In Silico prediction of putative epitopes in structural polyprotein of Chikungunya virus
J. Asnet Mary1 (MSc, ADBI), S. Kavitha1 (MSc), V. Victoria1(MSc), R. Paramasivan2 (PhD), R.Shenbagarathai1(PhD)*,
P. Selvanayagam1 (PhD), T. Madhanmohan3 (PhD).
1. Bioinformatics Centre, Department of Biotechnology, Lady Doak College, 2. CRME (ICMR), Madurai 3. Department of Biotechnology, New Delhi, India.

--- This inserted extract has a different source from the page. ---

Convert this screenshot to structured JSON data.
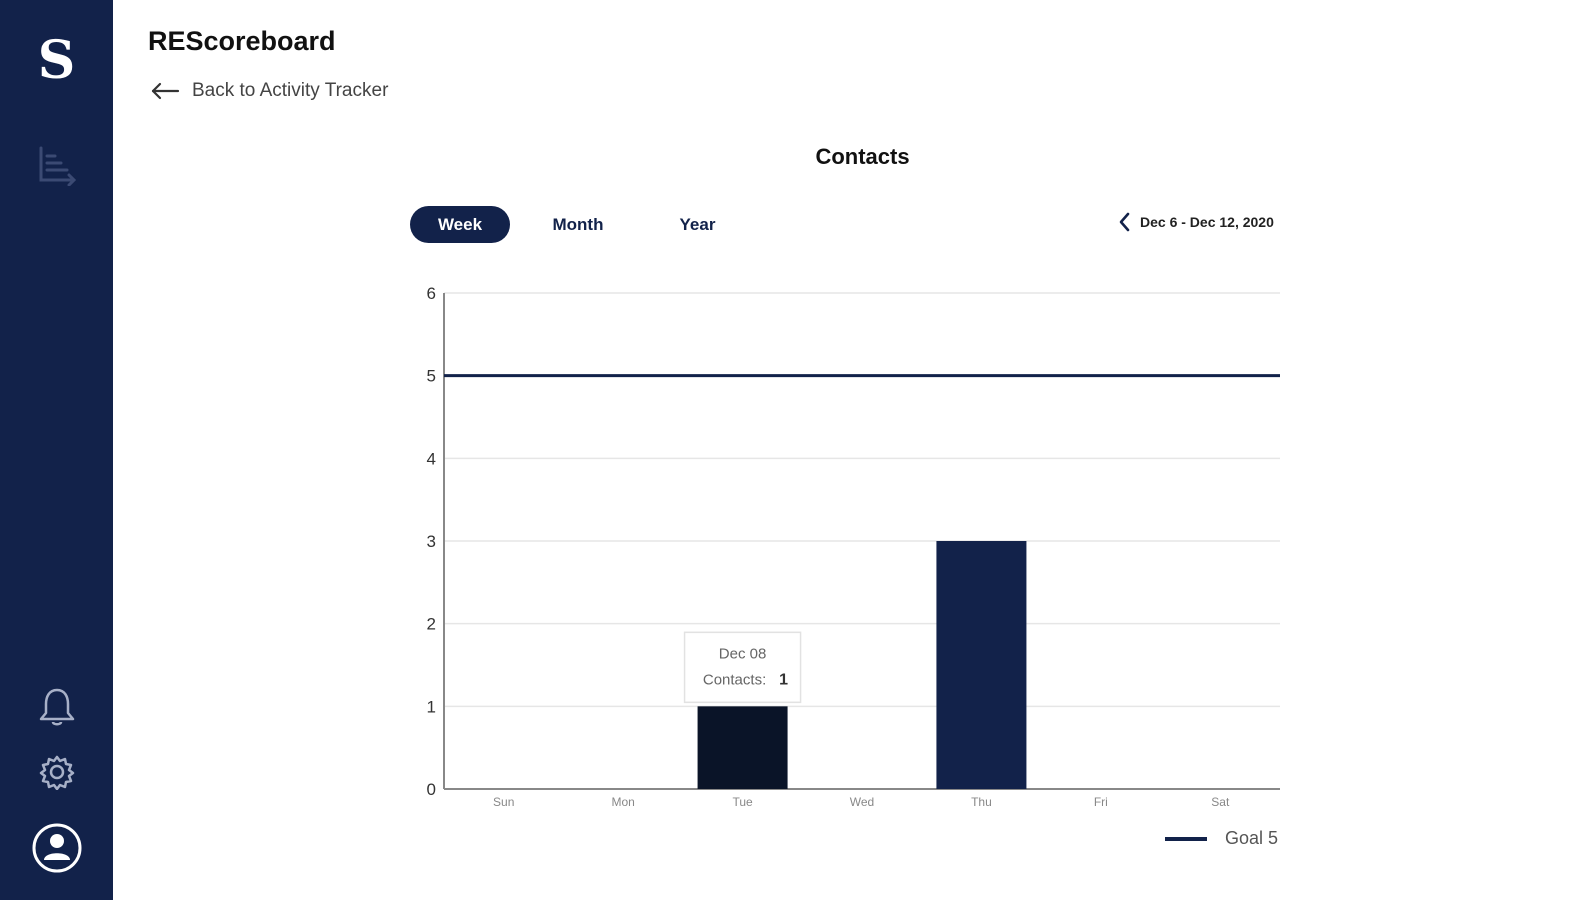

Asnet Mary J, Kavitha S, Victoria V, Paramasivan R, Shenbagarathai R, Selvanayagam P, Madhanmohan T., In Silico prediction of putative epitopes in structural polyprotein of Chikungunya virus, Onl J Bioinform., 21(3): 225-235, 2020. Chikungunya (CHIKF) is associated with acute fever, including asthenia, skin rash, polyarthritis and occasionally, encephalitis in humans. The virus is transmitted by Aedes aegypti and Aedes albopictus and there is no specific treatment or vaccine as of this date. We predict putative epitopes of Chikungunya virus from In silico analysis of genome sequences with Open reading frame (ORF) and putative proteins by BLAST. 3D structure of viral polyproteins and 17 B-cell epitopes were determined for accessibility, flexibility, hydrophilicity, β-turn and linearity by BCPred server. One epitope capsid protein with residues range 85 – 104 amino acid was immunogenic in the entire structural polyprotein of CHIKV in BCIPED database with maximum score. We used PROPREDL to test B-cell epitope for T-cell epitopes and MHC class I binding sites. We found binding with 25 MHC alleles in humans supporting further assessment of these putative epitopes of CHIKV In Vivo.
Keywords: Chikungunya virus, genome, epitopes, BCPred, Bcipep, MHC binding, vaccine.